Primeiro livro da literatura brasileira em que o tema é tratado, “Bom Crioulo” critica a hipocrisia de uma sociedade na qual o caráter das pessoas é duvidoso, bem como sua honestidade e integridade. Lógico que Caminha estava mexendo num vespeiro de grandes proporções. O que o levou a escrever tal livro? Teria o autor presenciado algum envolvimento entre marinheiros ou ele mesmo teria tido um caso homossexual enquanto usava farda?
Amaro, negro forte e musculoso, é um escravo que fugiu e se alistou na Marinha. Lá, conhece Aleixo, o qual é em tudo oposto ao negro: adolescente branco, de olhos azuis e magro. Amaro se apaixona por Aleixo e vai viver com o rapaz na pensão da prostituta Carolina, mulher que havia sido salva de um assalto por Amaro.
O romance dos dois rapazes é ameaçado quando Amaro é chamado para um novo navio, agora com apenas uma folga por mês. Aproveitando-se da ausência do negro, D. Carolina começa a seduzir Aleixo, e o rapaz se apaixona pela mulher.
Contar mais seria estragar a narrativa. A história vai crescendo em dramaticidade, mostrando que não importa a natureza dos amantes – se hetero, bi ou homossexuais: o ser humano é sempre tomado por suas paixões e amores, por sentimentos como o ciúme, a rejeição, a saudade e a posse.
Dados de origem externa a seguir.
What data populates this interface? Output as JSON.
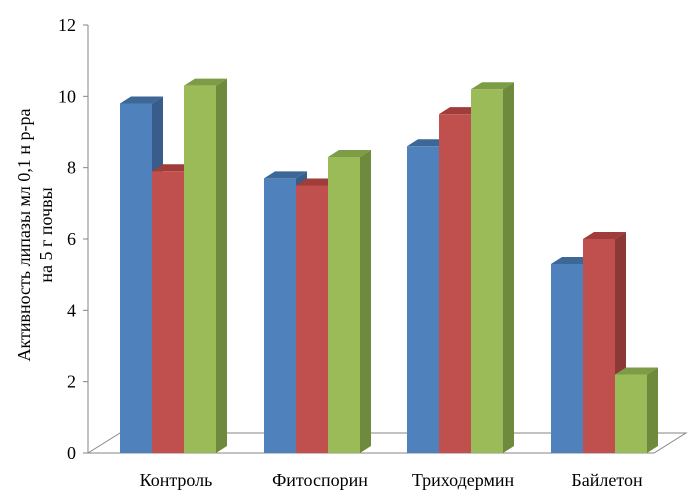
{
  "chart_data": {
    "type": "bar",
    "title": "",
    "xlabel": "",
    "ylabel_lines": [
      "Активность липазы мл 0,1  н р-ра",
      "на  5 г почвы"
    ],
    "categories": [
      "Контроль",
      "Фитоспорин",
      "Триходермин",
      "Байлетон"
    ],
    "series": [
      {
        "values": [
          9.8,
          7.7,
          8.6,
          5.3
        ],
        "color": "#4F81BD",
        "side": "#385D8A",
        "top": "#3C6796"
      },
      {
        "values": [
          7.9,
          7.5,
          9.5,
          6.0
        ],
        "color": "#C0504D",
        "side": "#8C3836",
        "top": "#9E3D3A"
      },
      {
        "values": [
          10.3,
          8.3,
          10.2,
          2.2
        ],
        "color": "#9BBB59",
        "side": "#6E8B3D",
        "top": "#7C9D45"
      }
    ],
    "ylim": [
      0,
      12
    ],
    "yticks": [
      "0",
      "2",
      "4",
      "6",
      "8",
      "10",
      "12"
    ],
    "grid": false,
    "legend": "none",
    "style": "3d-clustered-column"
  }
}
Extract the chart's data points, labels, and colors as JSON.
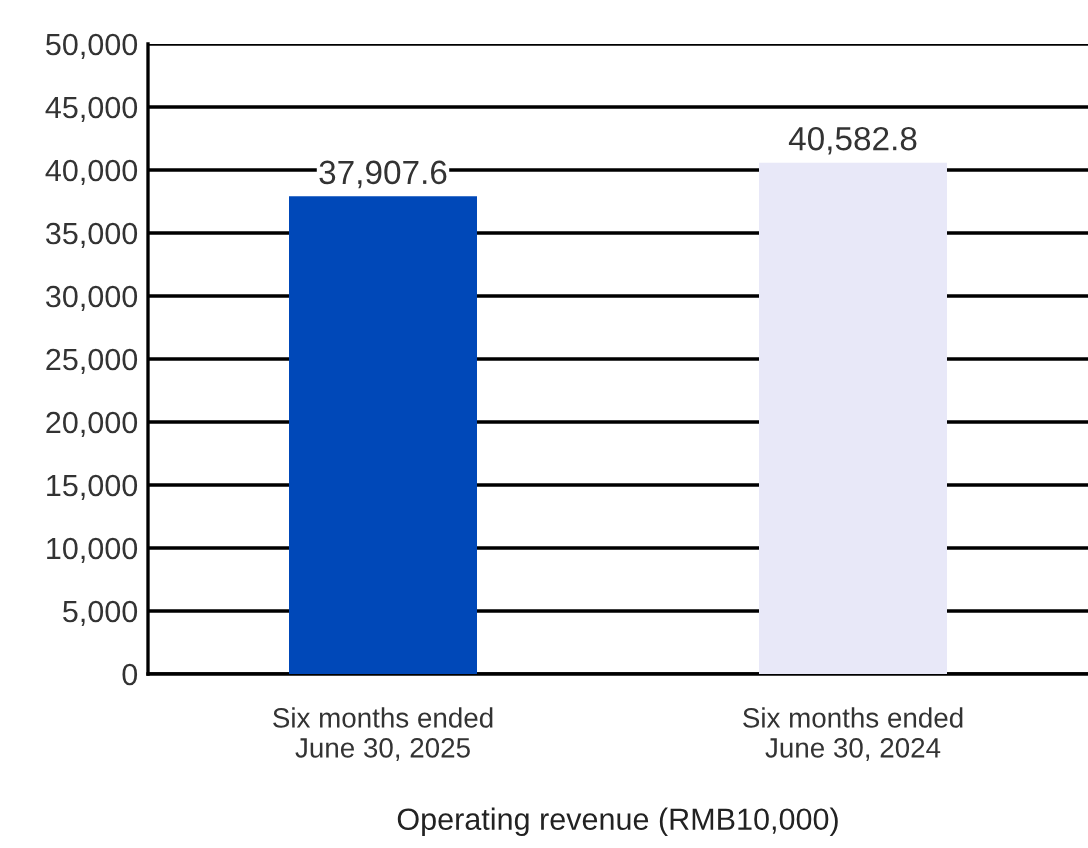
{
  "chart_data": {
    "type": "bar",
    "xlabel": "Operating revenue (RMB10,000)",
    "categories": [
      "Six months ended\nJune 30, 2025",
      "Six months ended\nJune 30, 2024"
    ],
    "values": [
      37907.6,
      40582.8
    ],
    "colors": [
      "#0048b8",
      "#e8e8f8"
    ],
    "value_labels": [
      "37,907.6",
      "40,582.8"
    ],
    "ylim": [
      0,
      50000
    ],
    "yticks": [
      0,
      {
        "value": 5000,
        "label": "5,000"
      },
      {
        "value": 10000,
        "label": "10,000"
      },
      {
        "value": 15000,
        "label": "15,000"
      },
      {
        "value": 20000,
        "label": "20,000"
      },
      {
        "value": 25000,
        "label": "25,000"
      },
      {
        "value": 30000,
        "label": "30,000"
      },
      {
        "value": 35000,
        "label": "35,000"
      },
      {
        "value": 40000,
        "label": "40,000"
      },
      {
        "value": 45000,
        "label": "45,000"
      },
      {
        "value": 50000,
        "label": "50,000"
      }
    ],
    "grid": "y",
    "legend": false
  }
}
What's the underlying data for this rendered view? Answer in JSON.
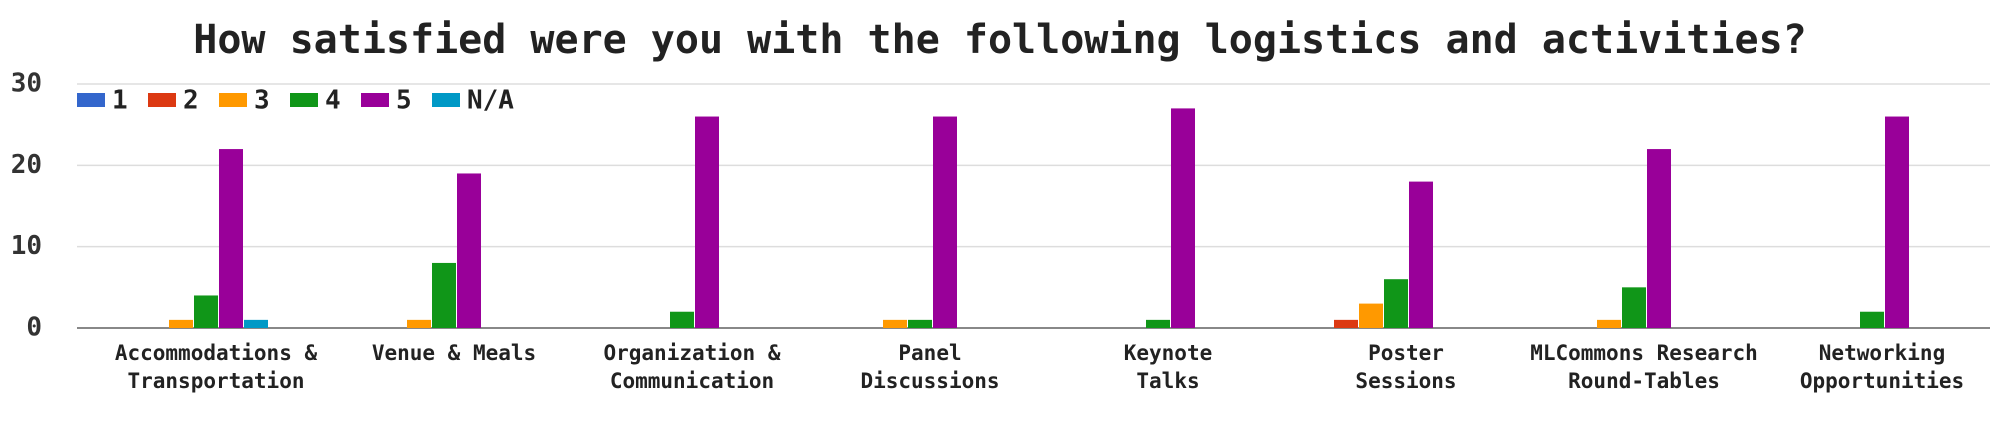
{
  "chart_data": {
    "type": "bar",
    "title": "How satisfied were you with the following logistics and activities?",
    "categories": [
      [
        "Accommodations &",
        "Transportation"
      ],
      [
        "Venue & Meals"
      ],
      [
        "Organization &",
        "Communication"
      ],
      [
        "Panel",
        "Discussions"
      ],
      [
        "Keynote",
        "Talks"
      ],
      [
        "Poster",
        "Sessions"
      ],
      [
        "MLCommons Research",
        "Round-Tables"
      ],
      [
        "Networking",
        "Opportunities"
      ]
    ],
    "series": [
      {
        "name": "1",
        "color": "#3366cc",
        "values": [
          0,
          0,
          0,
          0,
          0,
          0,
          0,
          0
        ]
      },
      {
        "name": "2",
        "color": "#dc3912",
        "values": [
          0,
          0,
          0,
          0,
          0,
          1,
          0,
          0
        ]
      },
      {
        "name": "3",
        "color": "#ff9900",
        "values": [
          1,
          1,
          0,
          1,
          0,
          3,
          1,
          0
        ]
      },
      {
        "name": "4",
        "color": "#109618",
        "values": [
          4,
          8,
          2,
          1,
          1,
          6,
          5,
          2
        ]
      },
      {
        "name": "5",
        "color": "#990099",
        "values": [
          22,
          19,
          26,
          26,
          27,
          18,
          22,
          26
        ]
      },
      {
        "name": "N/A",
        "color": "#0099c6",
        "values": [
          1,
          0,
          0,
          0,
          0,
          0,
          0,
          0
        ]
      }
    ],
    "ylim": [
      0,
      30
    ],
    "yticks": [
      0,
      10,
      20,
      30
    ],
    "grid": true,
    "legend": "top-left"
  }
}
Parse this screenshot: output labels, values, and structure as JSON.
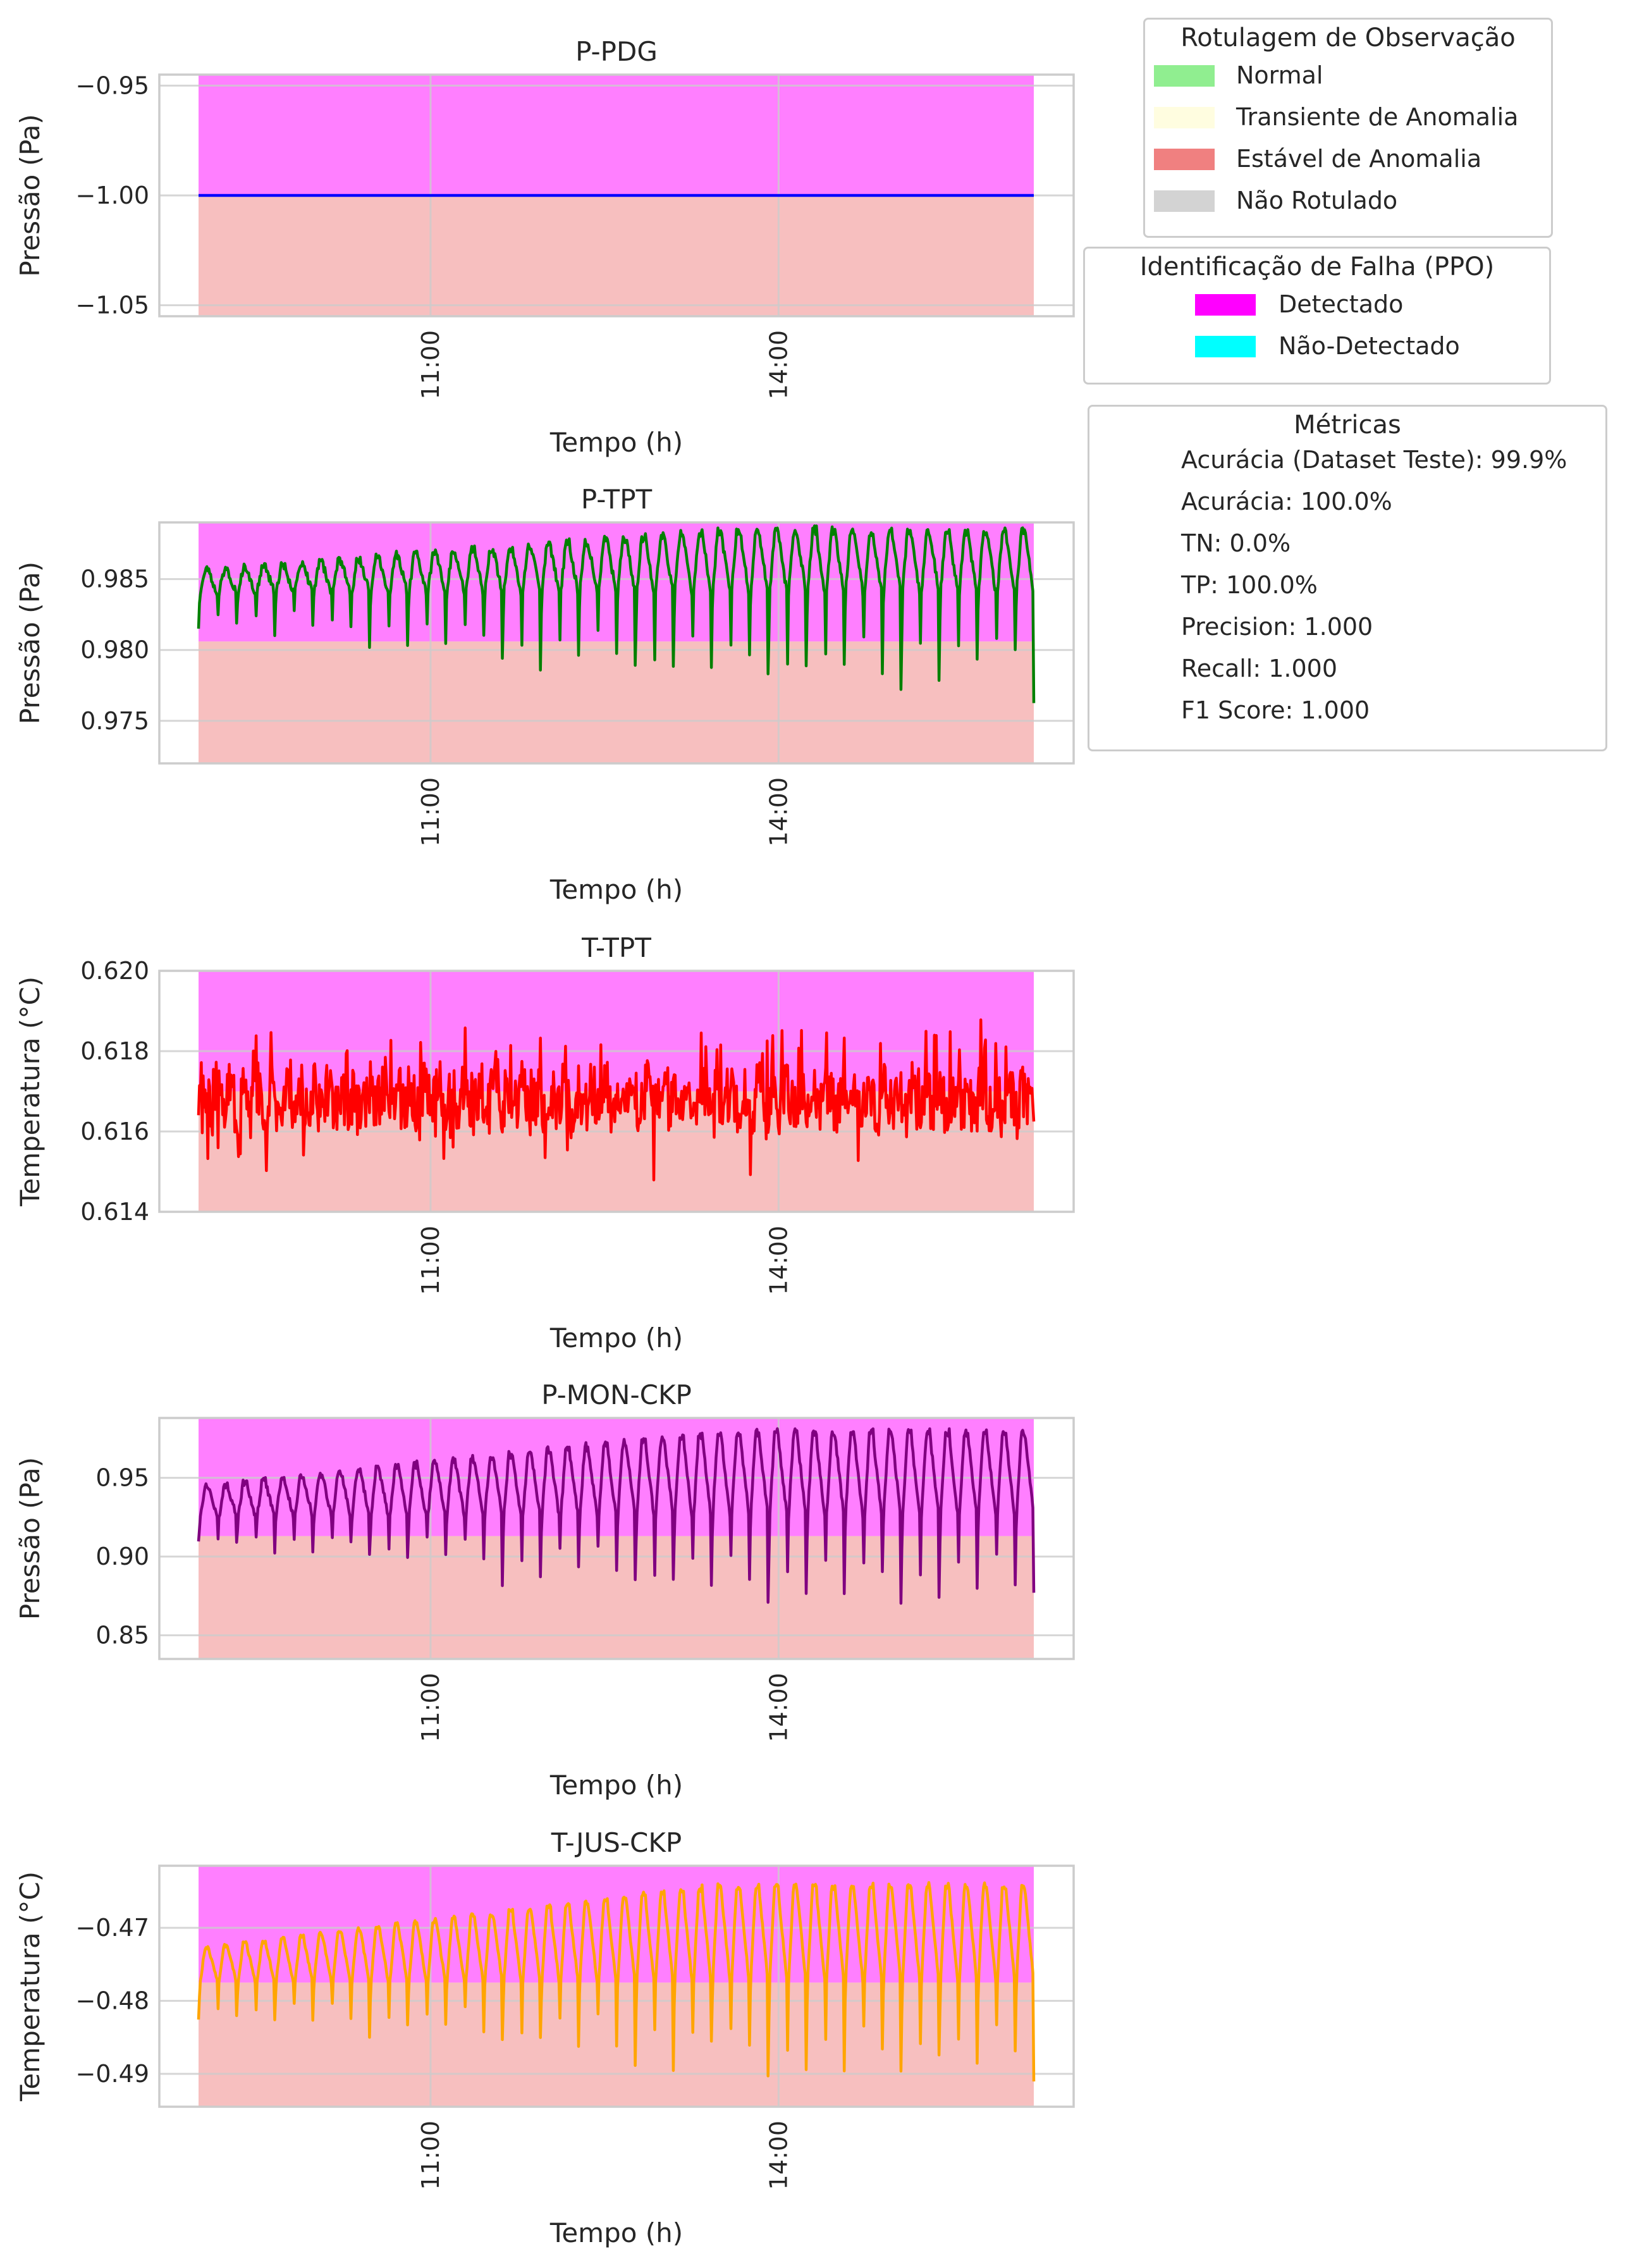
{
  "legend_observation": {
    "title": "Rotulagem de Observação",
    "items": [
      {
        "label": "Normal",
        "color": "#90ee90"
      },
      {
        "label": "Transiente de Anomalia",
        "color": "#fffde0"
      },
      {
        "label": "Estável de Anomalia",
        "color": "#f08080"
      },
      {
        "label": "Não Rotulado",
        "color": "#d3d3d3"
      }
    ]
  },
  "legend_fault": {
    "title": "Identificação de Falha (PPO)",
    "items": [
      {
        "label": "Detectado",
        "color": "#ff00ff"
      },
      {
        "label": "Não-Detectado",
        "color": "#00ffff"
      }
    ]
  },
  "metrics": {
    "title": "Métricas",
    "lines": [
      "Acurácia (Dataset Teste): 99.9%",
      "Acurácia: 100.0%",
      "TN: 0.0%",
      "TP: 100.0%",
      "Precision: 1.000",
      "Recall: 1.000",
      "F1 Score: 1.000"
    ]
  },
  "chart_data": [
    {
      "type": "line",
      "title": "P-PDG",
      "xlabel": "Tempo (h)",
      "ylabel": "Pressão (Pa)",
      "color": "#0000ff",
      "x_range": [
        "09:00",
        "16:12"
      ],
      "x_ticks": [
        "11:00",
        "14:00"
      ],
      "ylim": [
        -1.055,
        -0.945
      ],
      "y_ticks": [
        -0.95,
        -1.0,
        -1.05
      ],
      "y_tick_labels": [
        "−0.95",
        "−1.00",
        "−1.05"
      ],
      "anomaly_stable_band": [
        -1.055,
        -1.0
      ],
      "detected_band": [
        -1.0,
        -0.945
      ],
      "pattern": "flat",
      "base": -1.0,
      "amp_up": 0.0,
      "amp_down": 0.0,
      "noise": 0.0,
      "cycles": 0,
      "seed": 1
    },
    {
      "type": "line",
      "title": "P-TPT",
      "xlabel": "Tempo (h)",
      "ylabel": "Pressão (Pa)",
      "color": "#008000",
      "x_range": [
        "09:00",
        "16:12"
      ],
      "x_ticks": [
        "11:00",
        "14:00"
      ],
      "ylim": [
        0.972,
        0.989
      ],
      "y_ticks": [
        0.975,
        0.98,
        0.985
      ],
      "y_tick_labels": [
        "0.975",
        "0.980",
        "0.985"
      ],
      "anomaly_stable_band": [
        0.972,
        0.9806
      ],
      "detected_band": [
        0.9806,
        0.989
      ],
      "pattern": "cycles",
      "base": 0.984,
      "amp_up": 0.0045,
      "amp_down": 0.008,
      "noise": 0.0006,
      "cycles": 44,
      "seed": 2
    },
    {
      "type": "line",
      "title": "T-TPT",
      "xlabel": "Tempo (h)",
      "ylabel": "Temperatura (°C)",
      "color": "#ff0000",
      "x_range": [
        "09:00",
        "16:12"
      ],
      "x_ticks": [
        "11:00",
        "14:00"
      ],
      "ylim": [
        0.614,
        0.62
      ],
      "y_ticks": [
        0.614,
        0.616,
        0.618,
        0.62
      ],
      "y_tick_labels": [
        "0.614",
        "0.616",
        "0.618",
        "0.620"
      ],
      "anomaly_stable_band": [
        0.614,
        0.617
      ],
      "detected_band": [
        0.617,
        0.62
      ],
      "pattern": "noisy",
      "base": 0.6168,
      "amp_up": 0.0012,
      "amp_down": 0.001,
      "noise": 0.0007,
      "cycles": 60,
      "seed": 3
    },
    {
      "type": "line",
      "title": "P-MON-CKP",
      "xlabel": "Tempo (h)",
      "ylabel": "Pressão (Pa)",
      "color": "#800080",
      "x_range": [
        "09:00",
        "16:12"
      ],
      "x_ticks": [
        "11:00",
        "14:00"
      ],
      "ylim": [
        0.835,
        0.988
      ],
      "y_ticks": [
        0.85,
        0.9,
        0.95
      ],
      "y_tick_labels": [
        "0.85",
        "0.90",
        "0.95"
      ],
      "anomaly_stable_band": [
        0.835,
        0.913
      ],
      "detected_band": [
        0.913,
        0.988
      ],
      "pattern": "cycles",
      "base": 0.925,
      "amp_up": 0.055,
      "amp_down": 0.065,
      "noise": 0.004,
      "cycles": 44,
      "seed": 4
    },
    {
      "type": "line",
      "title": "T-JUS-CKP",
      "xlabel": "Tempo (h)",
      "ylabel": "Temperatura (°C)",
      "color": "#ffa500",
      "x_range": [
        "09:00",
        "16:12"
      ],
      "x_ticks": [
        "11:00",
        "14:00"
      ],
      "ylim": [
        -0.4945,
        -0.4615
      ],
      "y_ticks": [
        -0.47,
        -0.48,
        -0.49
      ],
      "y_tick_labels": [
        "−0.47",
        "−0.48",
        "−0.49"
      ],
      "anomaly_stable_band": [
        -0.4945,
        -0.4775
      ],
      "detected_band": [
        -0.4775,
        -0.4615
      ],
      "pattern": "cycles",
      "base": -0.4775,
      "amp_up": 0.0135,
      "amp_down": 0.015,
      "noise": 0.0005,
      "cycles": 44,
      "seed": 5
    }
  ]
}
O professor e crítico Alfredo Bosi escreve que “mais denso e enxuto que o romance anterior (‘A Normalista’), ‘Bom Crioulo’ resiste ainda hoje a uma leitura crítica que descarte os vícios da escola naturalista e saiba apreciar a construção de um tipo, o negro Amaro, coerente na sua passionalidade que o move, pelos meandros do sadomasoquismo, à perversão e ao crime”.
Pode-se não gostar do livro, é claro, mas não se poderá nunca negar a ousadia do autor em abordar temas ainda hoje polêmicos: a homossexualidade entre militares e o sexo entre pessoas de diferentes etnias!
Conheço muitos livros didáticos que, simplesmente, ignoram Adolfo Caminha. No capítulo sobre Naturalismo, citam apenas Aluísio Azevedo e seus livros mais estudados – “Casa de Pensão”, “O Mulato” e “O Cortiço”. E vamos embora!
Muitos professores (e alunos também!) acham desconfortável lidar com o “Bom Crioulo”. Certamente porque ainda não estão preparados para uma discussão mais séria sobre seus temas em sala de aula.
6 Comments
Texto ótimo esclarecedor, interessante, instrutivo e, como sempre, atual, adorei.
Não conheço o livro, mas me interessei! Por outro lado é um assunto que ainda gera uma boa “discussão”
Texto maravilhoso! Uma análise perfeita de um livro muito importante.
Honestamente não conheço o livro,mas o tema abordado por ele além de atual é extremamente interessante,pois a hipocrisia ainda leva a caça às bruxas.
Simplesmente maravilhoso.
Bela apresentação da obra, Vitão! Não conheço, mas me pareceu muito interessante. Lerei um dia.